Whenever I need to find values that are part of one list but not another one, I like to work with set operations. I find them more elegant than looping through the lists. Let’s look what Python to solve this problem.

NumPy?

NumPy is the fundamental package for scientific computing with Python and a great addition to pandas. As with pandas, NumPy offers a large set of features that you find in the official documentation.

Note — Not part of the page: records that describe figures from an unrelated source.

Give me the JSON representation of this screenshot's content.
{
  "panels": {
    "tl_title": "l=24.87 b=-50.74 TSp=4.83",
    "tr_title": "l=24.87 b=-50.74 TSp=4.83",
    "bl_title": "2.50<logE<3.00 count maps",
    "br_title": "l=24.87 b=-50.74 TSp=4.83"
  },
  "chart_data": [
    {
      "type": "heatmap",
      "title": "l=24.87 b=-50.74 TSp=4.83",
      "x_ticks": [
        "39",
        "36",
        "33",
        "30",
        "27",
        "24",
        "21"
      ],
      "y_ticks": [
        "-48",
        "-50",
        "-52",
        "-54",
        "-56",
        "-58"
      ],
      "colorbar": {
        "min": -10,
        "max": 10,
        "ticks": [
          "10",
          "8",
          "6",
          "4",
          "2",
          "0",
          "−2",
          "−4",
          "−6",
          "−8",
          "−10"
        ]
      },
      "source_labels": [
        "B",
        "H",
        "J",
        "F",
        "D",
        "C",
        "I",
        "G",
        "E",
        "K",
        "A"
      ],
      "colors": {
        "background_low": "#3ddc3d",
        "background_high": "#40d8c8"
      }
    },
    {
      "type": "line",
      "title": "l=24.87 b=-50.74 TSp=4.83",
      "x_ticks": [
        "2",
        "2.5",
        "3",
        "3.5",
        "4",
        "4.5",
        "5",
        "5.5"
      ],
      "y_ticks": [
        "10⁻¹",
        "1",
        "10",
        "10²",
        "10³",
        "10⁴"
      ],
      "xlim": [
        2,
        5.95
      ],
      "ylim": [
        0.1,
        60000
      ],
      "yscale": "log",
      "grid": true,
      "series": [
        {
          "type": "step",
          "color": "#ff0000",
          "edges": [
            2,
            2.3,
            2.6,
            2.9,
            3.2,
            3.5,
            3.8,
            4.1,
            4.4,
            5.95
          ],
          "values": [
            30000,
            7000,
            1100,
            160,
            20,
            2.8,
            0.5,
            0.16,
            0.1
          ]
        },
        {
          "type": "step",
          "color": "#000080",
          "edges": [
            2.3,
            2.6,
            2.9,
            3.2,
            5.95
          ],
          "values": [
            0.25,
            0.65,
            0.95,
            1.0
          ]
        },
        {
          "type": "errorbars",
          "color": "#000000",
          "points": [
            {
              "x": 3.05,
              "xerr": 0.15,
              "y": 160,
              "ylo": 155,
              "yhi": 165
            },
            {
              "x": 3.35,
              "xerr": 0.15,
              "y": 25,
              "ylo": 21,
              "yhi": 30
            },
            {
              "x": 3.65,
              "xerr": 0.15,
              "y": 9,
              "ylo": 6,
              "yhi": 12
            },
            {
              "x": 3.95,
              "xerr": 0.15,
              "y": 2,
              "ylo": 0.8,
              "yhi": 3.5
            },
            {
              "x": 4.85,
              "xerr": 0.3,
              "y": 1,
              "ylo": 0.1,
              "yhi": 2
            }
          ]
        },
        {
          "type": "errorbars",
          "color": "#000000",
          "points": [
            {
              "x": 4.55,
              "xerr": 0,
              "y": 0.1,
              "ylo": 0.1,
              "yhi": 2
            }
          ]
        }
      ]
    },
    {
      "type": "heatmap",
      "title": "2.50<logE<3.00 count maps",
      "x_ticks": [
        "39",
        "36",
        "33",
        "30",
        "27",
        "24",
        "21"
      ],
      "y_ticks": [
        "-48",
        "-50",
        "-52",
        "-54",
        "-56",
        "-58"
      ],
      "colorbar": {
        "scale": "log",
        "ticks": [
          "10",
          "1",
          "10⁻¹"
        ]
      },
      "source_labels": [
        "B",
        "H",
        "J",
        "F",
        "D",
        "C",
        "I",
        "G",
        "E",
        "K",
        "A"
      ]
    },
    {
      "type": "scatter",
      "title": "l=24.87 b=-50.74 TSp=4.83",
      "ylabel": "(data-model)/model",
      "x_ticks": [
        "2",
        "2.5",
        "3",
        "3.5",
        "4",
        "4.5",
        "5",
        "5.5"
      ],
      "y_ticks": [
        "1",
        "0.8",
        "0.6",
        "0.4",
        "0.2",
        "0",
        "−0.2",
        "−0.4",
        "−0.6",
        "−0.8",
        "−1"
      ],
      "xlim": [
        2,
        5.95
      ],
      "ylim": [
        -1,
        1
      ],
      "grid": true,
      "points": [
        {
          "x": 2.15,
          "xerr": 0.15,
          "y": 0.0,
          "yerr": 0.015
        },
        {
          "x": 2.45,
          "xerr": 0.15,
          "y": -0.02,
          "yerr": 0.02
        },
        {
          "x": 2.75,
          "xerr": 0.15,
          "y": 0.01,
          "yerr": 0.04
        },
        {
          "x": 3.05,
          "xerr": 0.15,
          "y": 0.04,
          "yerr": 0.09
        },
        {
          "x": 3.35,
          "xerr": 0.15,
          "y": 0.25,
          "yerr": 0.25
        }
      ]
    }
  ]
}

We can install NumPy with pip:

pip install numpy

Preparation

With set operations we can get parts of two lists (or arrays) without iterating through them. This gives a more elegant solution and may reveal the goal of your code more clearly. For this post we need the two lists a and b:

1
2
3
4
import numpy as np

a = [1,2,3,4]
b = [3,4,5,6]

I find it helpful to have a graphical representation of the two "sets" we work on. The numbers 1-4 are part of list a, while the numbers 3-6 are part of list b. The numbers 3 and 4 are in both lists:

The two lists in a graphical representation

Set difference: Elements in the first but not the second list

We can use the set difference when we want the elements in list a that are not part of list b. In NumPy this method is called np.setdiff1d():

in_a_not_in_b = np.setdiff1d(a,b) 
print(f"in a but not in b: {in_a_not_in_b}")

This gives us the numbers 1 and 2:

in a but not in b: [1 2]

If we want to know what elements are in b but not in a, we need to switch the two lists:

in_b_not_in_a = np.setdiff1d(b,a) 
print(f"in b but not in a: {in_b_not_in_a}")

This gives us the numbers 5 and 6:

in b but not in a: [5 6]

Intersection: Get the elements that are in both lists

If we want the elements that are in both lists, we can use the method np.intersect1d():

intersect = np.intersect1d(a,b)
print(f"both in a AND b: {intersect}")

This gives us the numbers 3 and 4:

both in a AND b: [3 4]

Union: Get a set of all elements

With the method np.union1d() we get a set of all elements in both lists, but each element only comes up once:

union = np.union1d(a,b)
print(f"everything from a and b: {union}")

This gives us the numbers 1 through 6:

everything from a and b: [1 2 3 4 5 6]

Conclusion

NumPy is a powerful library and the set operations are only a tiny bit of all the things it offers. For certain problems I like the set operations a lot and it is nice that Python offers support for them.